REGULATION OF INSIDER TRADING IN NIGERIA AND USA: A COMPARATIVE ANALYSIS
Abstract
It cannot be over-emphasized that a congenial legal environment provides for and contributes to the effective development and functioning of capital market. As such, high standards of corporate governance and transparency are essential to the development of capital markets in Nigeria. Nevertheless, the disclosure of information regarding a company enables investors to take decisions regarding investments in securities of such a company and for prices of securities to accurately reflect information about a company; such information should be equally available to all market participants at the same time. However, persons in the company itself or otherwise concerned to the company are in possession of certain information before it is actually made public. The knowledge of this unpublished price sensitive information in hands of persons connected to the companies puts them in an advantageous position over others who lack it. However, the insider trading legislation have not been quite very effective in providing substantial comfort to investors.

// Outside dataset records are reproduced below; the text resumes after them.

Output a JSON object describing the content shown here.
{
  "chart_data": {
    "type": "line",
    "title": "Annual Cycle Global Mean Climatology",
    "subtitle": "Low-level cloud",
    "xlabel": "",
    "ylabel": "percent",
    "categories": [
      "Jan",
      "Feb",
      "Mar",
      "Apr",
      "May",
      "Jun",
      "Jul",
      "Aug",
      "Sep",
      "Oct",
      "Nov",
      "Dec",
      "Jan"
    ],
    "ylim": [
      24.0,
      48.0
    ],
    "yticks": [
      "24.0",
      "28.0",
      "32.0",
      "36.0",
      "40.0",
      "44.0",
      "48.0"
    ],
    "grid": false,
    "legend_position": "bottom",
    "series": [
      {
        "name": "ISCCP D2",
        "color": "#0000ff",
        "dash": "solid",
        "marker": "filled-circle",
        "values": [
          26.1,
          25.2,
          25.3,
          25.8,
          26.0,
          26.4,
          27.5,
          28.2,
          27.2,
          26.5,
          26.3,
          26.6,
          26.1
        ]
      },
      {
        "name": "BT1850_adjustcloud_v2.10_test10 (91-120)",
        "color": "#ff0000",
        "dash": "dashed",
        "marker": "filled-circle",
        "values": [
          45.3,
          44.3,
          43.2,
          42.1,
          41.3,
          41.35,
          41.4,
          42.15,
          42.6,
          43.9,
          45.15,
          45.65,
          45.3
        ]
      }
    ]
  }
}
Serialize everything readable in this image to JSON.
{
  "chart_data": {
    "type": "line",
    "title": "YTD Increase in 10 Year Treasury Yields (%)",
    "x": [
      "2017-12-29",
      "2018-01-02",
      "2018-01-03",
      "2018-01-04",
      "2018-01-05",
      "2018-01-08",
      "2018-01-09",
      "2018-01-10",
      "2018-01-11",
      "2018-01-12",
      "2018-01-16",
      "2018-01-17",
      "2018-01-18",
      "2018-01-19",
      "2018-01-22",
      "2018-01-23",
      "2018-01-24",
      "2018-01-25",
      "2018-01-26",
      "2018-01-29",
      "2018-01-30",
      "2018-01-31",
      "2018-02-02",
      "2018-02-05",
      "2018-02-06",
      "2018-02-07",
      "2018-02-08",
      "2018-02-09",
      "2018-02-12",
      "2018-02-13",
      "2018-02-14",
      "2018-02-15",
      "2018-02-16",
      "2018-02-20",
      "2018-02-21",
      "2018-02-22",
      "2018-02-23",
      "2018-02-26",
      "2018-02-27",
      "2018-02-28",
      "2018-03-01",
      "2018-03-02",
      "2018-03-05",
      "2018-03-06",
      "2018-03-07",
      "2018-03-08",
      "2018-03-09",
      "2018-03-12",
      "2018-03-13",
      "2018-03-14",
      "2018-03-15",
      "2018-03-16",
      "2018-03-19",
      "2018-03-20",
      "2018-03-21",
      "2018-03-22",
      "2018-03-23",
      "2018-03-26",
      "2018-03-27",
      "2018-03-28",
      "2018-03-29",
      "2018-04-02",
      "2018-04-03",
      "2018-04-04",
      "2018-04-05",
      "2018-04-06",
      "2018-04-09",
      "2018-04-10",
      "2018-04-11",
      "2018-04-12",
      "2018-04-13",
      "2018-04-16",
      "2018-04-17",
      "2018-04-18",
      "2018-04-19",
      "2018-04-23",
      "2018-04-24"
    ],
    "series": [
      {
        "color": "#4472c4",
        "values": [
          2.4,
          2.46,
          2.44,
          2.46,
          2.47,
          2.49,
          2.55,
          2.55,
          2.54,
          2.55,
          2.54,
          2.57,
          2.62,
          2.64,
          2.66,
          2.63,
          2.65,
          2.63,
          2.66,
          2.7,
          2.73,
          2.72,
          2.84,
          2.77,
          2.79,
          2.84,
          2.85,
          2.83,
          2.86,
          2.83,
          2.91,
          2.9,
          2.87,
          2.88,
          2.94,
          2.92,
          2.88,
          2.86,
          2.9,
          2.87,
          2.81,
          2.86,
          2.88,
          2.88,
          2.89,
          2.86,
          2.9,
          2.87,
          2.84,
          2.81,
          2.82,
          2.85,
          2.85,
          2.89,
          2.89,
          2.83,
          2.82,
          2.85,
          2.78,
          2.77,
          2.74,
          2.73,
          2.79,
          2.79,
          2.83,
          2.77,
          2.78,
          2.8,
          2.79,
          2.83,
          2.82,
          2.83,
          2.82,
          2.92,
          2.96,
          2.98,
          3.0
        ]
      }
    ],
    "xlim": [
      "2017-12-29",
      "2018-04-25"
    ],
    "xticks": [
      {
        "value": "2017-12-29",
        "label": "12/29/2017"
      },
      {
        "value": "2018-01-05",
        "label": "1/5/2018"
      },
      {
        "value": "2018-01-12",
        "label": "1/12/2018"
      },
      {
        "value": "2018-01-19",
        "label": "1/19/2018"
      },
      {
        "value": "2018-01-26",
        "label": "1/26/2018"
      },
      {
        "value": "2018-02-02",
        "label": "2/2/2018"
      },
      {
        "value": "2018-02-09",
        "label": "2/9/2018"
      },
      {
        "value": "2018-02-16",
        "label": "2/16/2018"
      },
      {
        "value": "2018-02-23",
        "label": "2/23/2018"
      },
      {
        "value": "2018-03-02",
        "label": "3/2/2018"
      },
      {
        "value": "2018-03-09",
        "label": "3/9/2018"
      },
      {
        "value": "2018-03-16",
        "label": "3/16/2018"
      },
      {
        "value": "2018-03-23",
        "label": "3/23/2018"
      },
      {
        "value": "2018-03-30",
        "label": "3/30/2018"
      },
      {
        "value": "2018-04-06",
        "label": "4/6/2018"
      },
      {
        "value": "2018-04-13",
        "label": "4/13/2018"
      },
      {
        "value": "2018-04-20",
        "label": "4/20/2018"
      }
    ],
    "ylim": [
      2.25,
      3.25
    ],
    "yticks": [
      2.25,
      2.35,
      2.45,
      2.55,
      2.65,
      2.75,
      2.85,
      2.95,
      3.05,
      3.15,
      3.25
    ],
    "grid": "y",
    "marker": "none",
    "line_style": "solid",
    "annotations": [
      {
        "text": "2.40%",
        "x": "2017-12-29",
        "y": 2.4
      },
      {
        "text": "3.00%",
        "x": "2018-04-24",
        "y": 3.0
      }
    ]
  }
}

As such, there is little doubt that some reforms are needed on the deficiencies in the regulation of insider trading in Nigeria. From comparative perspective, this paper analysesthe regulation of insider trading in Nigeria and USA. This is primarily to address certain flaws that are embedded in the regulation and to recommend, where necessary, possible recommendations that could be utilized by policy makers to enhance the combating of insider trading in Nigeria.